A basic system is to divide your universe in cubes, X lightyears wide.
At any moment, draw the 8 cubes closest to the camera. Each Cube is a VBO. That way you keep the number of both updates and draw calls low, for static stuff.
More subtle is to take in account the data point luminosity, and do “sort of” geometry mipmaps. Larger cubes contain only brighter points, etc.

In a 3d world, would that be 23 cubes - cube for every direction? Also, how would you go about indexing all your vertex points so that you know what to load into the surrounding cubes. Would you precalculate and assign each vertex to a cube and then just keep track of your cube position, reloading the edge cubes as you move?

Thanks for your help!

I think that would actually be 27 cubes(I call them chunks) for a fully 3D world including the chunk at the center.

I’m doing the same thing on the terrain level, but with a 5x5 chunks instead of 3x3 but same concept. I always start at position (0,0) and simply translate the size of each chunk along the x and z when creating my display lists(migrating to VBO currently.) Each chunk has it’s coordinates relative to itself only (I believe this is called “Model/Object Space”). So in the case of my grid style terrain, all the coordinates are exactly the same for each chunk except the heights.

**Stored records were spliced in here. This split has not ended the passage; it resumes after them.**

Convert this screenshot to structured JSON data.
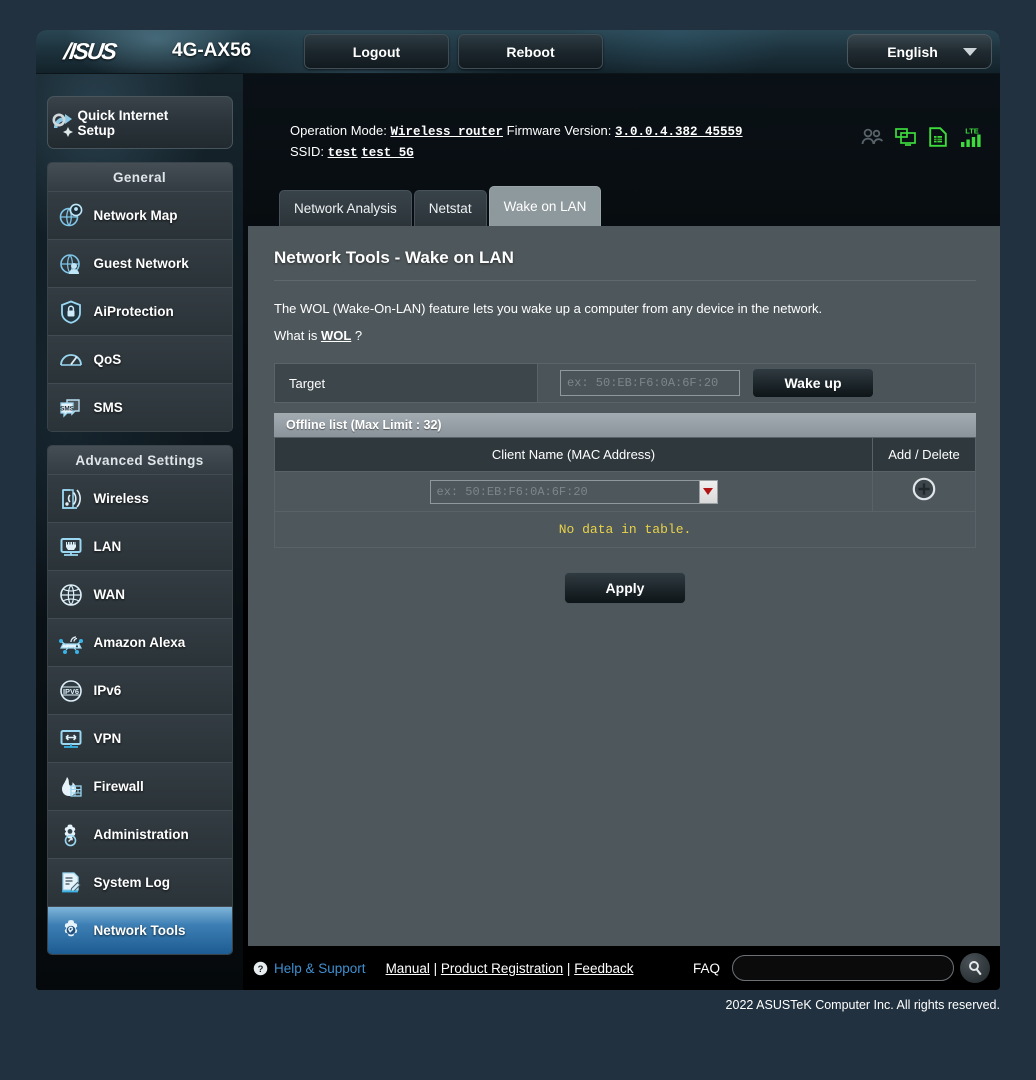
{
  "banner": {
    "logo": "/ISUS",
    "model": "4G-AX56",
    "logout_label": "Logout",
    "reboot_label": "Reboot",
    "language": "English"
  },
  "header_info": {
    "operation_mode_label": "Operation Mode:",
    "operation_mode_value": "Wireless router",
    "firmware_label": "Firmware Version:",
    "firmware_value": "3.0.0.4.382_45559",
    "ssid_label": "SSID:",
    "ssid_value_1": "test",
    "ssid_value_2": "test_5G"
  },
  "status_icons": [
    {
      "name": "clients-icon",
      "state": "inactive",
      "color": "#4f5a5f"
    },
    {
      "name": "usb-devices-icon",
      "state": "active",
      "color": "#3ddb3d"
    },
    {
      "name": "sim-card-icon",
      "state": "active",
      "color": "#3ddb3d"
    },
    {
      "name": "lte-signal-icon",
      "state": "active",
      "color": "#3ddb3d",
      "label": "LTE"
    }
  ],
  "sidebar": {
    "quick_internet_setup": "Quick Internet\nSetup",
    "quick_internet_setup_line1": "Quick Internet",
    "quick_internet_setup_line2": "Setup",
    "general_title": "General",
    "general_items": [
      {
        "label": "Network Map",
        "icon": "network-map-icon",
        "active": false
      },
      {
        "label": "Guest Network",
        "icon": "guest-network-icon",
        "active": false
      },
      {
        "label": "AiProtection",
        "icon": "aiprotection-icon",
        "active": false
      },
      {
        "label": "QoS",
        "icon": "qos-icon",
        "active": false
      },
      {
        "label": "SMS",
        "icon": "sms-icon",
        "active": false
      }
    ],
    "advanced_title": "Advanced Settings",
    "advanced_items": [
      {
        "label": "Wireless",
        "icon": "wireless-icon",
        "active": false
      },
      {
        "label": "LAN",
        "icon": "lan-icon",
        "active": false
      },
      {
        "label": "WAN",
        "icon": "wan-icon",
        "active": false
      },
      {
        "label": "Amazon Alexa",
        "icon": "alexa-icon",
        "active": false
      },
      {
        "label": "IPv6",
        "icon": "ipv6-icon",
        "active": false
      },
      {
        "label": "VPN",
        "icon": "vpn-icon",
        "active": false
      },
      {
        "label": "Firewall",
        "icon": "firewall-icon",
        "active": false
      },
      {
        "label": "Administration",
        "icon": "administration-icon",
        "active": false
      },
      {
        "label": "System Log",
        "icon": "system-log-icon",
        "active": false
      },
      {
        "label": "Network Tools",
        "icon": "network-tools-icon",
        "active": true
      }
    ]
  },
  "tabs": [
    {
      "label": "Network Analysis",
      "active": false
    },
    {
      "label": "Netstat",
      "active": false
    },
    {
      "label": "Wake on LAN",
      "active": true
    }
  ],
  "main": {
    "title": "Network Tools - Wake on LAN",
    "description": "The WOL (Wake-On-LAN) feature lets you wake up a computer from any device in the network.",
    "whatis_prefix": "What is ",
    "whatis_link": "WOL",
    "whatis_suffix": " ?",
    "target_label": "Target",
    "target_placeholder": "ex: 50:EB:F6:0A:6F:20",
    "target_value": "",
    "wake_up_label": "Wake up",
    "offline_list_title": "Offline list (Max Limit : 32)",
    "table_headers": [
      "Client Name (MAC Address)",
      "Add / Delete"
    ],
    "client_select_placeholder": "ex: 50:EB:F6:0A:6F:20",
    "client_select_value": "",
    "add_icon": "plus-circle-icon",
    "dropdown_icon": "chevron-down-icon",
    "no_data_text": "No data in table.",
    "apply_label": "Apply"
  },
  "footer": {
    "help_label": "Help & Support",
    "manual": "Manual",
    "separator": " | ",
    "product_registration": "Product Registration",
    "feedback": "Feedback",
    "faq_label": "FAQ",
    "faq_placeholder": "",
    "faq_value": "",
    "search_icon": "search-icon",
    "copyright": "2022 ASUSTeK Computer Inc. All rights reserved."
  },
  "colors": {
    "accent_blue": "#3f8fd0",
    "panel_gray": "#4e575b",
    "active_menu": "#1d5c92",
    "warn_yellow": "#e8d24a",
    "status_green": "#3ddb3d",
    "red_arrow": "#b01414"
  }
}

By keeping track of your current position and knowing the size of each chunk, you can do some simple math to calculate which chunk you are in and your relative coordinates for that chunk. That information can be used to dynamically load new surrounding chunks.

I think thats the information you were trying for, hope that it’s all relevant and helpful to what you are trying to do.

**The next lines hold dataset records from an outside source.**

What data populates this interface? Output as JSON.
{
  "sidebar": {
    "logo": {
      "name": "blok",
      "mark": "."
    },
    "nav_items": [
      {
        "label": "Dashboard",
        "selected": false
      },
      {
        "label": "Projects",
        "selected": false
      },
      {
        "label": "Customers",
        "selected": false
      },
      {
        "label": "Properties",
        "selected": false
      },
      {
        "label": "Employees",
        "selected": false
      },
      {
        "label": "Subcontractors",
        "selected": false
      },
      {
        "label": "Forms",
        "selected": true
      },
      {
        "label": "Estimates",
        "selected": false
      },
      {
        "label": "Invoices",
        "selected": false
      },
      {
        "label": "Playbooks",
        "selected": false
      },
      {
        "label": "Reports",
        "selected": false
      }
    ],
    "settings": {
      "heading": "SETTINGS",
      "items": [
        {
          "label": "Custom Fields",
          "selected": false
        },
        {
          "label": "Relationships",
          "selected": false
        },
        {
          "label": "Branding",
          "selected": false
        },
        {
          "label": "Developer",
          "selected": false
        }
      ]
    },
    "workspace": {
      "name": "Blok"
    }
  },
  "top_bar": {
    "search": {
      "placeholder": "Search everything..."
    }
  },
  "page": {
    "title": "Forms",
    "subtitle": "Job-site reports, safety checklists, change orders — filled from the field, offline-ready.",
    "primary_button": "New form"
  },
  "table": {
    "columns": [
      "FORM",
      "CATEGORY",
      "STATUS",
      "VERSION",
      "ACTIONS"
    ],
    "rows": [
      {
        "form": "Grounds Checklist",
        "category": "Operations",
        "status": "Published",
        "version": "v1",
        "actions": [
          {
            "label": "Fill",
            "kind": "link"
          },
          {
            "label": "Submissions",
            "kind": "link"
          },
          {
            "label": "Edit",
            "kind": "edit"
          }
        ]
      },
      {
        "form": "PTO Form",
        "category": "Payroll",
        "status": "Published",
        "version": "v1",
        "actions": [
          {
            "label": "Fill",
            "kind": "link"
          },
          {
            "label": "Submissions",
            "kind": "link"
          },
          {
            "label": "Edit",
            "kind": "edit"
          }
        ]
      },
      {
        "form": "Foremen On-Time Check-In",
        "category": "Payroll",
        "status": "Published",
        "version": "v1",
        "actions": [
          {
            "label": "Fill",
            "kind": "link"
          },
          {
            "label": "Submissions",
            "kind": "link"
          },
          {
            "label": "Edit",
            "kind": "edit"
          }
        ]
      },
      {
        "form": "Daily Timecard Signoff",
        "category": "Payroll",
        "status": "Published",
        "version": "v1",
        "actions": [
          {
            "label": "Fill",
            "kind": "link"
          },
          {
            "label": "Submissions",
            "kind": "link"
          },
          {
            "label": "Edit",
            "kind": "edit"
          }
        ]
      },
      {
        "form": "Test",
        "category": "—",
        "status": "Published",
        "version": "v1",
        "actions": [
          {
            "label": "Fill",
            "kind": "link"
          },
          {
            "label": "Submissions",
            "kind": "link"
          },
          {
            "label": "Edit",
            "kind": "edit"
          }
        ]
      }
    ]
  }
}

Ok, so lets say I’ve created this graph universe and the points (Nodes) are broken up into cubes and I can navigate through this space. What are the thoughts on link lines? Currently, all my link lines exist as elements pointing to the vertex VBO. So as I travel through space in this new model, some cubes will be loaded and some not. So how can I draw link lines that may extend to areas not loaded. Not sure how to approach this…

I was thinking that if the links are outside of the visible cubes, I could then switch to designating the outside cubes as a vertex points. Since my lines fade with distance, you would only see the destination as you fly to it. Does this sound like a reasoned approach, or do you have any suggestions on how I should attack this.

you could just split the lines at cube boundaries so that a line crossing multiple cubes actually consists of a number of line segments and there is no geometry that crosses cube boundaries.

That is only really feasible if the number of objects that normally would cross a boundary (and thus require splitting) is small, otherwise it likely becomes a pain to manage.